Event summary combining transcript, slides, and related documents.

Logotype for DHT Holdings Inc

Q4 2025 earnings summary

8 Jul, 2026

Executive summary

  • Achieved strong Q4 2025 results with TCE revenues of $118M, adjusted EBITDA of $95.3M, and net income of $66.1M ($0.41/share), supported by a tightening VLCC market and fleet optimization.

  • Full-year 2025 TCE revenues reached $369.1M, adjusted EBITDA $278.4M, and net income $211.0M ($1.31/share); adjusted net income excluding vessel sale gains was $158M ($0.99/share).

  • Continued fleet renewal with delivery of DHT Nokota (2018-built), DHT Antelope (newbuilding), and sale of DHT China, DHT Europe, and DHT Virginia (all 2007-built), plus four newbuildings scheduled for H1 2026.

  • Maintained a robust balance sheet with low leverage, strong liquidity, and no new shares issued for newbuildings.

  • Declared a Q4 2025 dividend of $0.41/share, marking the 64th consecutive quarterly payout and maintaining a 100% payout of ordinary net income.

Financial highlights

  • Q4 2025 vessel operating expenses were $17.1M; G&A was $5.6M, including $0.6M in non-recurring costs.

  • Spot market vessels earned $69,500/day; time charters averaged $49,400/day; combined fleet TCE was $60,300/day.

  • Ended Q4 with $79M in cash and $189M in total liquidity; interest-bearing debt at year-end was $428.7M.

  • Distributed $28.9M in dividends and invested $97.6M in vessels during Q4; net cash from operations in Q4 was $73.0M.

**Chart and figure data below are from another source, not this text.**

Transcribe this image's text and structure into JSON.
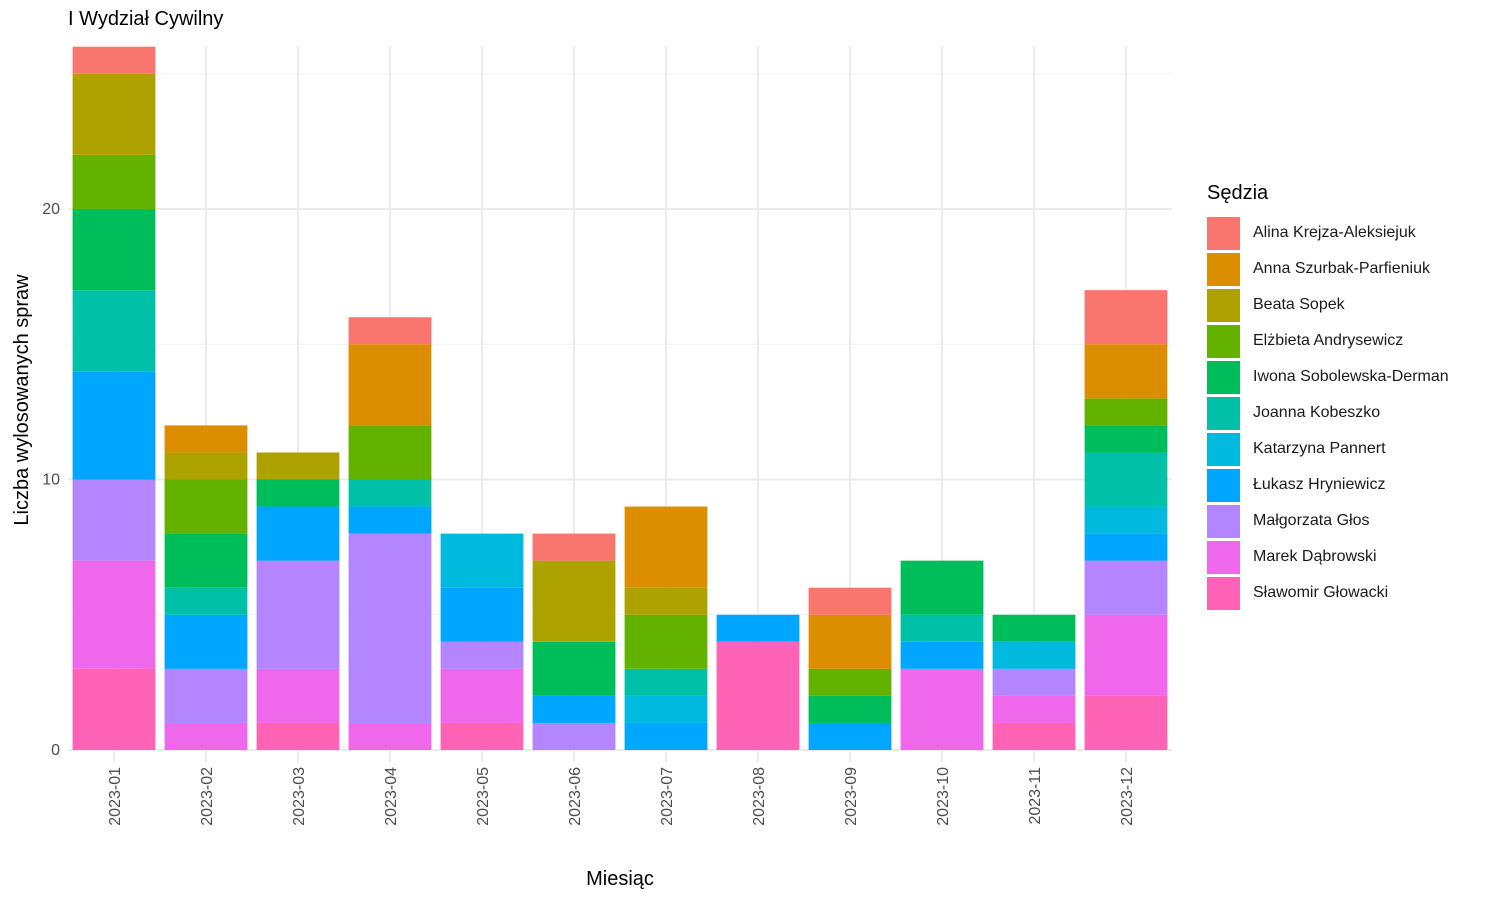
{
  "chart_data": {
    "type": "bar",
    "stacked": true,
    "title": "I Wydział Cywilny",
    "xlabel": "Miesiąc",
    "ylabel": "Liczba wylosowanych spraw",
    "ylim": [
      0,
      26
    ],
    "yticks": [
      0,
      10,
      20
    ],
    "grid": true,
    "legend_position": "right",
    "legend_title": "Sędzia",
    "categories": [
      "2023-01",
      "2023-02",
      "2023-03",
      "2023-04",
      "2023-05",
      "2023-06",
      "2023-07",
      "2023-08",
      "2023-09",
      "2023-10",
      "2023-11",
      "2023-12"
    ],
    "series": [
      {
        "name": "Alina Krejza-Aleksiejuk",
        "color": "#F8766D",
        "values": [
          1,
          0,
          0,
          1,
          0,
          1,
          0,
          0,
          1,
          0,
          0,
          2
        ]
      },
      {
        "name": "Anna Szurbak-Parfieniuk",
        "color": "#DB8E00",
        "values": [
          0,
          1,
          0,
          3,
          0,
          0,
          3,
          0,
          2,
          0,
          0,
          2
        ]
      },
      {
        "name": "Beata Sopek",
        "color": "#AEA200",
        "values": [
          3,
          1,
          1,
          0,
          0,
          3,
          1,
          0,
          0,
          0,
          0,
          0
        ]
      },
      {
        "name": "Elżbieta Andrysewicz",
        "color": "#64B200",
        "values": [
          2,
          2,
          0,
          2,
          0,
          0,
          2,
          0,
          1,
          0,
          0,
          1
        ]
      },
      {
        "name": "Iwona Sobolewska-Derman",
        "color": "#00BD5C",
        "values": [
          3,
          2,
          1,
          0,
          0,
          2,
          0,
          0,
          1,
          2,
          1,
          1
        ]
      },
      {
        "name": "Joanna Kobeszko",
        "color": "#00C1A7",
        "values": [
          3,
          1,
          0,
          1,
          0,
          0,
          1,
          0,
          0,
          1,
          0,
          2
        ]
      },
      {
        "name": "Katarzyna Pannert",
        "color": "#00BADE",
        "values": [
          0,
          0,
          0,
          0,
          2,
          0,
          1,
          0,
          0,
          0,
          1,
          1
        ]
      },
      {
        "name": "Łukasz Hryniewicz",
        "color": "#00A6FF",
        "values": [
          4,
          2,
          2,
          1,
          2,
          1,
          1,
          1,
          1,
          1,
          0,
          1
        ]
      },
      {
        "name": "Małgorzata Głos",
        "color": "#B385FF",
        "values": [
          3,
          2,
          4,
          7,
          1,
          1,
          0,
          0,
          0,
          0,
          1,
          2
        ]
      },
      {
        "name": "Marek Dąbrowski",
        "color": "#EF67EB",
        "values": [
          4,
          1,
          2,
          1,
          2,
          0,
          0,
          0,
          0,
          3,
          1,
          3
        ]
      },
      {
        "name": "Sławomir Głowacki",
        "color": "#FF63B6",
        "values": [
          3,
          0,
          1,
          0,
          1,
          0,
          0,
          4,
          0,
          0,
          1,
          2
        ]
      }
    ]
  }
}
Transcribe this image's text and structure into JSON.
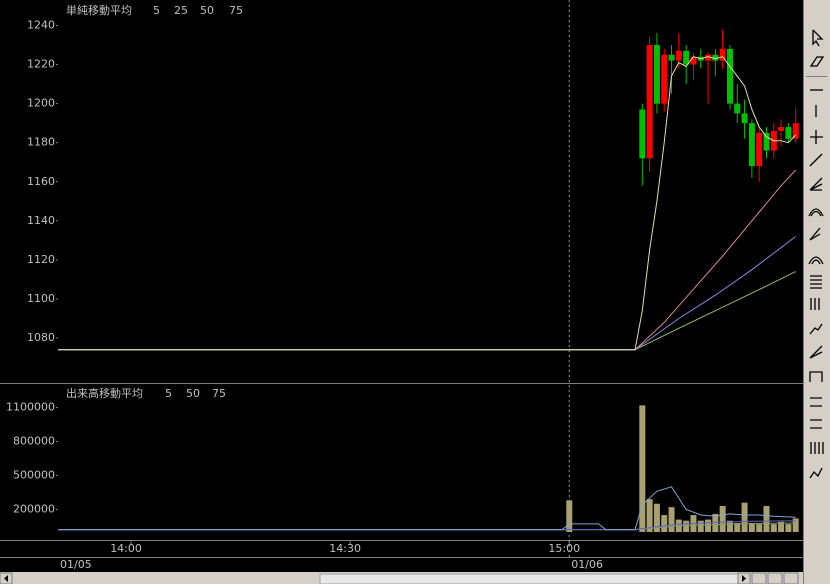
{
  "chart_data": [
    {
      "type": "candlestick",
      "label": "単純移動平均",
      "xlim": [
        830,
        932
      ],
      "ylim": [
        1057,
        1252
      ],
      "yticks": [
        1080,
        1100,
        1120,
        1140,
        1160,
        1180,
        1200,
        1220,
        1240
      ],
      "up_color": "#ff0000",
      "down_color": "#00c000",
      "x": [
        910,
        911,
        912,
        913,
        914,
        915,
        916,
        917,
        918,
        919,
        920,
        921,
        922,
        923,
        924,
        925,
        926,
        927,
        928,
        929,
        930,
        931
      ],
      "open": [
        1197,
        1172,
        1230,
        1200,
        1225,
        1222,
        1227,
        1220,
        1224,
        1222,
        1225,
        1222,
        1228,
        1200,
        1195,
        1190,
        1168,
        1185,
        1176,
        1186,
        1188,
        1182
      ],
      "high": [
        1200,
        1234,
        1236,
        1228,
        1230,
        1236,
        1230,
        1226,
        1228,
        1226,
        1228,
        1238,
        1230,
        1210,
        1202,
        1192,
        1188,
        1188,
        1190,
        1192,
        1190,
        1198
      ],
      "low": [
        1158,
        1165,
        1195,
        1196,
        1205,
        1218,
        1210,
        1212,
        1218,
        1200,
        1214,
        1218,
        1197,
        1190,
        1182,
        1162,
        1160,
        1172,
        1172,
        1178,
        1180,
        1180
      ],
      "close": [
        1172,
        1230,
        1200,
        1225,
        1222,
        1227,
        1220,
        1224,
        1222,
        1225,
        1222,
        1228,
        1200,
        1195,
        1190,
        1168,
        1185,
        1176,
        1186,
        1188,
        1182,
        1190
      ],
      "series": [
        {
          "name": "5",
          "color": "#d8e4a8",
          "x": [
            830,
            909,
            910,
            911,
            912,
            913,
            914,
            915,
            916,
            917,
            918,
            919,
            920,
            921,
            922,
            923,
            924,
            925,
            926,
            927,
            928,
            929,
            930,
            931
          ],
          "values": [
            1074,
            1074,
            1094,
            1125,
            1150,
            1180,
            1214,
            1221,
            1219,
            1224,
            1223,
            1224,
            1223,
            1224,
            1219,
            1214,
            1209,
            1197,
            1188,
            1183,
            1181,
            1181,
            1180,
            1184
          ]
        },
        {
          "name": "25",
          "color": "#e08888",
          "x": [
            830,
            909,
            913,
            917,
            921,
            925,
            929,
            931
          ],
          "values": [
            1074,
            1074,
            1088,
            1105,
            1122,
            1140,
            1158,
            1166
          ]
        },
        {
          "name": "50",
          "color": "#8888e0",
          "x": [
            830,
            909,
            915,
            920,
            925,
            931
          ],
          "values": [
            1074,
            1074,
            1090,
            1102,
            1115,
            1132
          ]
        },
        {
          "name": "75",
          "color": "#90c060",
          "x": [
            830,
            909,
            915,
            920,
            925,
            931
          ],
          "values": [
            1074,
            1074,
            1085,
            1094,
            1103,
            1114
          ]
        }
      ]
    },
    {
      "type": "bar",
      "label": "出来高移動平均",
      "xlim": [
        830,
        932
      ],
      "ylim": [
        0,
        1300000
      ],
      "yticks": [
        200000,
        500000,
        800000,
        1100000
      ],
      "xticks": [
        {
          "value": 840,
          "label": "14:00"
        },
        {
          "value": 870,
          "label": "14:30"
        },
        {
          "value": 900,
          "label": "15:00"
        }
      ],
      "date_ticks": [
        {
          "value": 830,
          "label": "01/05"
        },
        {
          "value": 900,
          "label": "01/06"
        }
      ],
      "color": "#a8a070",
      "x": [
        900,
        910,
        911,
        912,
        913,
        914,
        915,
        916,
        917,
        918,
        919,
        920,
        921,
        922,
        923,
        924,
        925,
        926,
        927,
        928,
        929,
        930,
        931
      ],
      "values": [
        280000,
        1120000,
        290000,
        250000,
        150000,
        220000,
        110000,
        100000,
        150000,
        100000,
        110000,
        160000,
        230000,
        100000,
        80000,
        260000,
        80000,
        70000,
        230000,
        70000,
        90000,
        70000,
        120000
      ],
      "series": [
        {
          "name": "5",
          "color": "#80a8d0",
          "x": [
            830,
            899,
            900,
            904,
            905,
            909,
            910,
            912,
            914,
            916,
            918,
            920,
            922,
            924,
            926,
            928,
            931
          ],
          "values": [
            20000,
            20000,
            72000,
            72000,
            20000,
            20000,
            240000,
            360000,
            400000,
            200000,
            150000,
            140000,
            160000,
            150000,
            150000,
            140000,
            130000
          ]
        },
        {
          "name": "50",
          "color": "#6060c8",
          "x": [
            830,
            909,
            915,
            920,
            925,
            931
          ],
          "values": [
            22000,
            22000,
            70000,
            85000,
            95000,
            100000
          ]
        },
        {
          "name": "75",
          "color": "#80a060",
          "x": [
            830,
            909,
            915,
            920,
            925,
            931
          ],
          "values": [
            20000,
            20000,
            55000,
            65000,
            75000,
            80000
          ]
        }
      ]
    }
  ]
}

  • Voyage expenses for Q4 2025 decreased to $26.1M from $45.2M in Q4 2024 due to fewer vessels in the spot market.

Outlook and guidance

  • For Q1 2026, 76% of spot days booked at $78,900/day; time charter days covered at $43,300/day; 86% of total VLCC days booked at $62,300/day.

  • Spot P&L break-even for Q1 2026 estimated at $18,300/day; estimated 2026 spot cash break-even at $17,500/day.

  • Four newbuild VLCCs scheduled for delivery in H1 2026, increasing exposure to favorable rates.

  • Market outlook remains constructive, with increased spot exposure and anticipated premium for reliability amid fleet consolidation.